土砂全協のパンフレット土砂全協のパンフレット

 前回のWEBRONZAで報じたように、国際自然保護連合(IUCN)は奄美・琉球について「世界自然遺産登録延期」を勧告した。「登録延期」の主因は、米軍北部訓練場の存在を無視・軽視したことにある。「やんばる」の自然の価値が適切に保全される体制を整えた上で登録されるよう、関係者一同で再度挑戦することとなった。

 その際に忘れてならないことが一つある。一昨年8月31日にハワイで開催されたIUCN総会において採択された「島嶼生態系への外来種の侵入経路管理の強化に関する勧告」の存在である。

 IUCNは、島の生態系が外来種の影響を受けやすいことをつとに認識しており、日本政府に世界的にも貴重な奄美・琉球の生態系を外来種の侵入から守る管理体制の確立を要請し、米国政府には日本政府への協力を求めたのである。

 日米両国政府は、この勧告案の審議に際し棄権したが、圧倒的多数で採択されたこの勧告を無視することはできない。貴重な「やんばる」の自然を未来につなぐ責務を有する沖縄県と沖縄県民は、具体的な手立てを通じて、日米両国政府に外来種の侵入を防止するよう迫っていくことが求められる。

生物多様性ホットスポット

 米国最大の環境NGOのコンサベーション・インターナショナルは、生物多様性が高く、同時に人間活動による大きな絶滅圧力にさらされている地域として世界の36地域を生物多様性ホットスポットとして指定している(2018年現在)。図の赤とオレンジで表示した地域がそれであり、日本全体がホットスポットである。

生物多様性ホットスポット(コンサベーション・インターナショナル提供)
 このように生物多様性が高い日本において、とりわけ多様性が高いのが沖縄本島北部のいわゆる「やんばる」と呼ばれる地域である。この地域は、国土面積のわずか0.1%を占めるに過ぎないが、単位面積当たりの動物種数は日本平均の51倍、維管束植物種数は45倍以上となっている。まさにホットスポット中のホットスポットである。

8月にも土砂投入

 IUCN勧告が問題視しているのは、新基地建設に伴う辺野古・大浦湾への土砂投入である。沖縄とは生物相が異なる本土各地から大量の土砂が搬入されることで外来種が侵入し、既存の生態系を攪乱(かくらん)することが危惧されているのである。

 いま辺野古の海では、抗議する市民の声を無視して連日数百台のダンプトラックが石材を搬入し、護岸造成が進められている。沖縄防衛局は、本年8月にも辺野古側での外周護岸の造成を終え、外海と仕切られた内部に土砂を投入すると言われている。

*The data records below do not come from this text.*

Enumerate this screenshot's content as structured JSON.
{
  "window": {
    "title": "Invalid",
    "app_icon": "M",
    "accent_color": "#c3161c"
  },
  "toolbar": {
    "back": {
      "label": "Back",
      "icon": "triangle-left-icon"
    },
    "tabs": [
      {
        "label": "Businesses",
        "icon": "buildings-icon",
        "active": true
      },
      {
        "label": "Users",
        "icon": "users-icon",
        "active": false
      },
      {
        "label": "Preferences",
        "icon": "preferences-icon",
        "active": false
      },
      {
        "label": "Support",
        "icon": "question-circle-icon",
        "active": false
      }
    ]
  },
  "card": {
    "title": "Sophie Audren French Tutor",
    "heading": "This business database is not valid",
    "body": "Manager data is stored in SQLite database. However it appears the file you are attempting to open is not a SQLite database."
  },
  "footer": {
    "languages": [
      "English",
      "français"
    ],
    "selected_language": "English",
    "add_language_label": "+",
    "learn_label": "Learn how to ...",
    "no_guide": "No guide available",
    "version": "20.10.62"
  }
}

 辺野古・大浦湾には、防衛局が行った環境影響調査でも絶滅危惧種262種を含む5800種以上の生物が確認されており、これは世界自然遺産の知床で確認されている生物約4200種を上回る。ジュゴンがすむ辺野古・大浦湾は、「やんばる」の森とともに保全し、未来世代に伝えていくべき貴重な自然である。本土からの土砂の大量投入とそれに伴う外来種の侵入は、この貴重な自然に取り返しのつかない破壊をもたらす。

土砂条例の活用

 沖縄県と沖縄県民にとって、埋め立て事業に伴う土砂の大量投入による環境破壊を抑止する手立てとなるのが「土砂条例」である。